¿Y eso a mi que?
Pues a ti todo. Puede no parecer importante, pero los océanos son los pulmones de la Tierra. Son la principal fuente de oxígeno y los que más dióxido de carbono absorben. Sin embargo, hemos sido peores que fumadores empedernidos. El aumento de los gases de efecto invernadero en los últimos cincuenta años ha sido tal, que el océano ha llegado a su límite. Si seguimos así sólo nos irá peor, ya no habrá vuelta atrás.
Pero aún no es tarde. Aún podemos recuperar parte de lo que hemos perdido, evitar mayores lesiones y hacernos responsables de lo que hemos causado.

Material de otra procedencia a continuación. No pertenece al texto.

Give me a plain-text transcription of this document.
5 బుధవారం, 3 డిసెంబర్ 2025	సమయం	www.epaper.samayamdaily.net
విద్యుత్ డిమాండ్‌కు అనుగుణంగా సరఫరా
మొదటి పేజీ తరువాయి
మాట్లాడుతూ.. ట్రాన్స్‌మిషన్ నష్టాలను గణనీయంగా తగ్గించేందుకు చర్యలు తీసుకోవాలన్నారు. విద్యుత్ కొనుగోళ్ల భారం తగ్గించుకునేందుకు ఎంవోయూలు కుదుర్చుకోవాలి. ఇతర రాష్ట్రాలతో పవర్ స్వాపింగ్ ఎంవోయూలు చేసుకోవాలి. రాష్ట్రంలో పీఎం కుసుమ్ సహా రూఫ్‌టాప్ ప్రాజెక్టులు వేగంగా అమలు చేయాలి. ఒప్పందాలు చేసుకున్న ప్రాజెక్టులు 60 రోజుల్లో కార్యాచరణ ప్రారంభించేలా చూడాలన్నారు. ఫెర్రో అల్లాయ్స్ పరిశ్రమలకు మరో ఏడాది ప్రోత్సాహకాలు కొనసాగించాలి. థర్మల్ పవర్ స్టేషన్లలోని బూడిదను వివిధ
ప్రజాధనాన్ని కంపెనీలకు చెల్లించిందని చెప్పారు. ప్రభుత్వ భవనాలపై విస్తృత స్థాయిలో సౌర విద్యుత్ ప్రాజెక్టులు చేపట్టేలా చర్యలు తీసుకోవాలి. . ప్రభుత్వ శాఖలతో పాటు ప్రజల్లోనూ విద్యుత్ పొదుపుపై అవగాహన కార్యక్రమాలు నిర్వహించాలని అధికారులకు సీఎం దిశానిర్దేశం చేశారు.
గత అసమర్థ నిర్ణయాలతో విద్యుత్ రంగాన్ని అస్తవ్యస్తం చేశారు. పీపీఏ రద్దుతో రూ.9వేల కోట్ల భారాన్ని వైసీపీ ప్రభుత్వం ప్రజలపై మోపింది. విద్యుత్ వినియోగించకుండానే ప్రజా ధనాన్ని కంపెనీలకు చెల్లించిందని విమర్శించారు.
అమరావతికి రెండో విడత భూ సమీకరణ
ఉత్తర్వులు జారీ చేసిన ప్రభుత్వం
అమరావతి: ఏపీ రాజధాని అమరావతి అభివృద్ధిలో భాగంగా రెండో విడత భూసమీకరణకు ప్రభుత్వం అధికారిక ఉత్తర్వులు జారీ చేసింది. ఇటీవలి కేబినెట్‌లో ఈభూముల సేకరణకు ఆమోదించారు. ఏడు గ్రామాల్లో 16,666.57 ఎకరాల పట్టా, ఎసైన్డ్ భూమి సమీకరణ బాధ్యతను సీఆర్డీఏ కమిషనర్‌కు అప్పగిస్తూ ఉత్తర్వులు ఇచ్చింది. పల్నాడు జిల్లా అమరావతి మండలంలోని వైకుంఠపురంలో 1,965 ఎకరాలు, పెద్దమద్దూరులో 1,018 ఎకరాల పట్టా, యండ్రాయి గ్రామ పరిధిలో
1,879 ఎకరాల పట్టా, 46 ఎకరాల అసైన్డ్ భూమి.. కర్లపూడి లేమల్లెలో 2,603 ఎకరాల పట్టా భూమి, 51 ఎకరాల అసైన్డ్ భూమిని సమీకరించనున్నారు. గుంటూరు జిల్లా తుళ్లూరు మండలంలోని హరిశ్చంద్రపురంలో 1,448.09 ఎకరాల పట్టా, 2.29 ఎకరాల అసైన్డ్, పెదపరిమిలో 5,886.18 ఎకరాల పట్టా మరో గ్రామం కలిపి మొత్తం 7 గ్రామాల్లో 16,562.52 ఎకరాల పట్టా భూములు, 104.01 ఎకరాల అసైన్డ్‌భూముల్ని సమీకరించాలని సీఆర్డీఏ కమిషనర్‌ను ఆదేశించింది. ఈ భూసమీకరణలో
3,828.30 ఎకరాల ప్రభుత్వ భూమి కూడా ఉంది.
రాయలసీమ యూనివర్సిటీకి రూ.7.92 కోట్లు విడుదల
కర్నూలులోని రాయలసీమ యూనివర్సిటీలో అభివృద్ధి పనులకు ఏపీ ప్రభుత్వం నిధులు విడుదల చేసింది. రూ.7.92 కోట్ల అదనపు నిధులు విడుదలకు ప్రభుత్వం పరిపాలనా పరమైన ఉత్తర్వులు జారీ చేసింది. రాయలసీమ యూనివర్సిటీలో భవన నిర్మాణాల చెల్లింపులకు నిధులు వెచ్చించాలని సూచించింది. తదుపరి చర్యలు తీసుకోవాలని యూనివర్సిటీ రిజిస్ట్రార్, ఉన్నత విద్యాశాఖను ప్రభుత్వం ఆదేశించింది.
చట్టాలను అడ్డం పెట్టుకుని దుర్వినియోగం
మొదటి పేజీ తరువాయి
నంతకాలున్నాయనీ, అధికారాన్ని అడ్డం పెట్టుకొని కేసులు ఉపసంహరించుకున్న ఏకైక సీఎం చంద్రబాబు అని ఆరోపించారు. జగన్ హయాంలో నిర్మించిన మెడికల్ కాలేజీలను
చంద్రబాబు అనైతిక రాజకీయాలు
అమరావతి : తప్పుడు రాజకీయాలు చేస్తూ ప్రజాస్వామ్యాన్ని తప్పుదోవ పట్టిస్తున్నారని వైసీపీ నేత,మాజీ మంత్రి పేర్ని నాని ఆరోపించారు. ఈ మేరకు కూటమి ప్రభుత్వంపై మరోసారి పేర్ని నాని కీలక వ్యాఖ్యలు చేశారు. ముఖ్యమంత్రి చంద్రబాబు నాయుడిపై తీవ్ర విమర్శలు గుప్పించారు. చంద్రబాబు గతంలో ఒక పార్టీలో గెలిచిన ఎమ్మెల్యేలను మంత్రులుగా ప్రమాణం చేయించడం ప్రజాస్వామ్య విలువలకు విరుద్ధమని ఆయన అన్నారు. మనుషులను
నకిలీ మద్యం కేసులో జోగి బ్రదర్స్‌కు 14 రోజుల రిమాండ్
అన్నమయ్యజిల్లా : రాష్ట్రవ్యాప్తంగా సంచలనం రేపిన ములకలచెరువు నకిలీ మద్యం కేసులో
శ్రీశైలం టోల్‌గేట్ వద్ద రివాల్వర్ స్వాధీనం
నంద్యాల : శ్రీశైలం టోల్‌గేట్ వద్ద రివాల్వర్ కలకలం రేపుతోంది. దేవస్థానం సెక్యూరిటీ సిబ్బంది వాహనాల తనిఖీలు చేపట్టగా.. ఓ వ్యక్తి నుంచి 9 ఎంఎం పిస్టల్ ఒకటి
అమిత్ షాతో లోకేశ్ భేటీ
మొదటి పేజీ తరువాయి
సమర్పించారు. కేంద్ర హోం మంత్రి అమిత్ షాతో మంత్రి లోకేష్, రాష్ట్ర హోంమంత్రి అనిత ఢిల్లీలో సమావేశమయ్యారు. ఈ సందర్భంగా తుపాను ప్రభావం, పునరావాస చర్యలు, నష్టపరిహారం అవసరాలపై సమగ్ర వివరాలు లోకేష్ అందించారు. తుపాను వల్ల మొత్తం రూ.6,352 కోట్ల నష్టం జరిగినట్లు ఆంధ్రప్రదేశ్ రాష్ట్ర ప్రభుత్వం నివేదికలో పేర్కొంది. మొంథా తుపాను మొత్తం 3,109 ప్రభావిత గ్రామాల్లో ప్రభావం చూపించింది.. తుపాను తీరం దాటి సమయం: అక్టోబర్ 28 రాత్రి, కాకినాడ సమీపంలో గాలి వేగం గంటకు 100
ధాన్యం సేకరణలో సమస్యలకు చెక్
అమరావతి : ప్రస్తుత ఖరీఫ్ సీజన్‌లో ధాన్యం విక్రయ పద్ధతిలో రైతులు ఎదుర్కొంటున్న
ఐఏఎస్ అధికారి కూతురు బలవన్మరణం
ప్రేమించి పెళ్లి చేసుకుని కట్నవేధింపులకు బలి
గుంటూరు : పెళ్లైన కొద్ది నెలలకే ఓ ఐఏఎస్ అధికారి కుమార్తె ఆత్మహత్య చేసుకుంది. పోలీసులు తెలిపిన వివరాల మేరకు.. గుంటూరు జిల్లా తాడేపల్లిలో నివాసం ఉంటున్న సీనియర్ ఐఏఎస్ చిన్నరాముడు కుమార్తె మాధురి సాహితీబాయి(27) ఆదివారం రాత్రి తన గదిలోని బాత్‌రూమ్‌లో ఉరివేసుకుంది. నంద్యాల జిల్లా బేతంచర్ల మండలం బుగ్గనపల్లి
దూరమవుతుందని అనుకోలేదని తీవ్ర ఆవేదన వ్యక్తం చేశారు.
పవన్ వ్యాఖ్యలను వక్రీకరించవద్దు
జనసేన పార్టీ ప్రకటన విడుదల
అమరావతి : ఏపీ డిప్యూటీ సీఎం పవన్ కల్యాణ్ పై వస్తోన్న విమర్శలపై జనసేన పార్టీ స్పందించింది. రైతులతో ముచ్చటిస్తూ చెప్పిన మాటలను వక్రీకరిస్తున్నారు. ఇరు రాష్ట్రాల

Una manera muy simple y un buen punto de partida el día de hoy es reflexionar por qué es importante conmemorar el Día Mundial de los Océanos.
De entrada puede parecer una estrategia más de mercadotecnia, como catorce de febrero, pero ¿quién ganaría dinero con esto? ¿Los vendedores de comida para peces? No creo, esos bichos que venden en las veterinarias casi ni comen. Lo que la ONU trató de hacer al darle un día a los océanos es crear conciencia sobre la importancia de su conservación y manejo sustentable.

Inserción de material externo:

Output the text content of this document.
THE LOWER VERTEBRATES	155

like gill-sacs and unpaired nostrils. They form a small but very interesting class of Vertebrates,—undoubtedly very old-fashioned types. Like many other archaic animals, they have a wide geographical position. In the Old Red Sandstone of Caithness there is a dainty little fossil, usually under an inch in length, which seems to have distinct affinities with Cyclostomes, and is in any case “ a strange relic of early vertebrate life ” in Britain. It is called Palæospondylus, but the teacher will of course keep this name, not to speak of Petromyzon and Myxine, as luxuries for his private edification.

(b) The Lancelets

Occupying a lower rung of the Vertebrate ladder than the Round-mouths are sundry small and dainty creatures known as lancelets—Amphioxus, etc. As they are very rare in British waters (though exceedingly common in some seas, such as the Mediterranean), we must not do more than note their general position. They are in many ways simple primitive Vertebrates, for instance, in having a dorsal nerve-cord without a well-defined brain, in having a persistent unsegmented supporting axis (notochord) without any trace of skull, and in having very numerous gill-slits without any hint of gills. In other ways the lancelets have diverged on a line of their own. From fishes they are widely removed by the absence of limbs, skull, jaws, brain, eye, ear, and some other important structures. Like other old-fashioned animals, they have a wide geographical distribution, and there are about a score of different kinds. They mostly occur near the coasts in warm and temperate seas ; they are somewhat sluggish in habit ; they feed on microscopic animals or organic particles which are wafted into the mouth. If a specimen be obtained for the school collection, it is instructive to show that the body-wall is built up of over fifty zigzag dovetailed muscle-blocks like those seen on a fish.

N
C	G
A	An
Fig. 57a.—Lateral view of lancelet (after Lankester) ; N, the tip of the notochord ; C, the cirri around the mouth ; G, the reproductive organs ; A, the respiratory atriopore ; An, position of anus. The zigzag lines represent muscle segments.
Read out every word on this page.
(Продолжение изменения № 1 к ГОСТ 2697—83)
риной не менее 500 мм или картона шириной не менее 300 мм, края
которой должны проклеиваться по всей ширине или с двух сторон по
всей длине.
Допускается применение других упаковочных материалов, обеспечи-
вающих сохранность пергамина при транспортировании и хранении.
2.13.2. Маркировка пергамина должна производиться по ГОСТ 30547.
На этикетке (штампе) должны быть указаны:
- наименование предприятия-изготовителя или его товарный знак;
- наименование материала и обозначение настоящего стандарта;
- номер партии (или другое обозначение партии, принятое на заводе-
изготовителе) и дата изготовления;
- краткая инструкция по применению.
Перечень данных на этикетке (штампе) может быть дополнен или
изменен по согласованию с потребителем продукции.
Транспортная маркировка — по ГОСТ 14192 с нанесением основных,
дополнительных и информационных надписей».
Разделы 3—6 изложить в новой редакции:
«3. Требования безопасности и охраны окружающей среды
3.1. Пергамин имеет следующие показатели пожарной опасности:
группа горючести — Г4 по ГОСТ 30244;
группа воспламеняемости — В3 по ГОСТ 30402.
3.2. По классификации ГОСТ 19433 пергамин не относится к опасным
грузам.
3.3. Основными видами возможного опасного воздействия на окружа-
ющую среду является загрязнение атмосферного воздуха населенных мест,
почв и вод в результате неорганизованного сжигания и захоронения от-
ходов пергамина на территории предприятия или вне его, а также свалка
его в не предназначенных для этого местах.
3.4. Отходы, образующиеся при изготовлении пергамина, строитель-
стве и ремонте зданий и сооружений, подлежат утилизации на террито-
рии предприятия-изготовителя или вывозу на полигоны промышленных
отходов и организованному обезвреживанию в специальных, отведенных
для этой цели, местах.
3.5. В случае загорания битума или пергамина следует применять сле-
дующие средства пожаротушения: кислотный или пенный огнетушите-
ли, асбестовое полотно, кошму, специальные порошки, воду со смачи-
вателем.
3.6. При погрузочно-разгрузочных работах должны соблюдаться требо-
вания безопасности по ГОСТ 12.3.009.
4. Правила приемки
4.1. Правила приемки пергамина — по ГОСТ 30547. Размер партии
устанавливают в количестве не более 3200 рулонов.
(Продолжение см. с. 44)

El slogan de este año fue: "Nuestros océanos: por un futuro verde". Suena bien, pero no nos dejemos guiar por la idea de que todo lo verde es ecológico y por lo tanto bueno para el medio ambiente. Vayamos un poco más allá del discurso oficial y pensemos en la última vez que vimos fuimos a la playa, lo hermoso que fue el atardecer y los misterios que las olas dejaban entrever a cada vaivén. Porque los misterios del mar son innumerables, la cantidad estimada de especies es exorbitante así que no podemos acabar con algo que no conocemos ni hemos terminado de entender.
Si no te mueve cuidar eso de lo que dependes, por la contemplación y la felicidad intrínsecos a el, apelo a tu curiosidad. Esto con la finalidad de evitar que se acaben los arrecifes de coral, se extingan más especies y que ocurran otros daños irreversibles a todo el sistema Tierra.
Entonces, celebremos este día (o lo que queda de el) buscando formas de no contaminar los océanos y preguntándole a nuestra almohada (y a Google) si vale la pena hacerlo. Seguramente, la respuesta será sí.
Suscribirse a:
Enviar comentarios (Atom)
2 comentarios:
Es demasiado difícil crear conciencia ambiental, que duré más allá de un mes.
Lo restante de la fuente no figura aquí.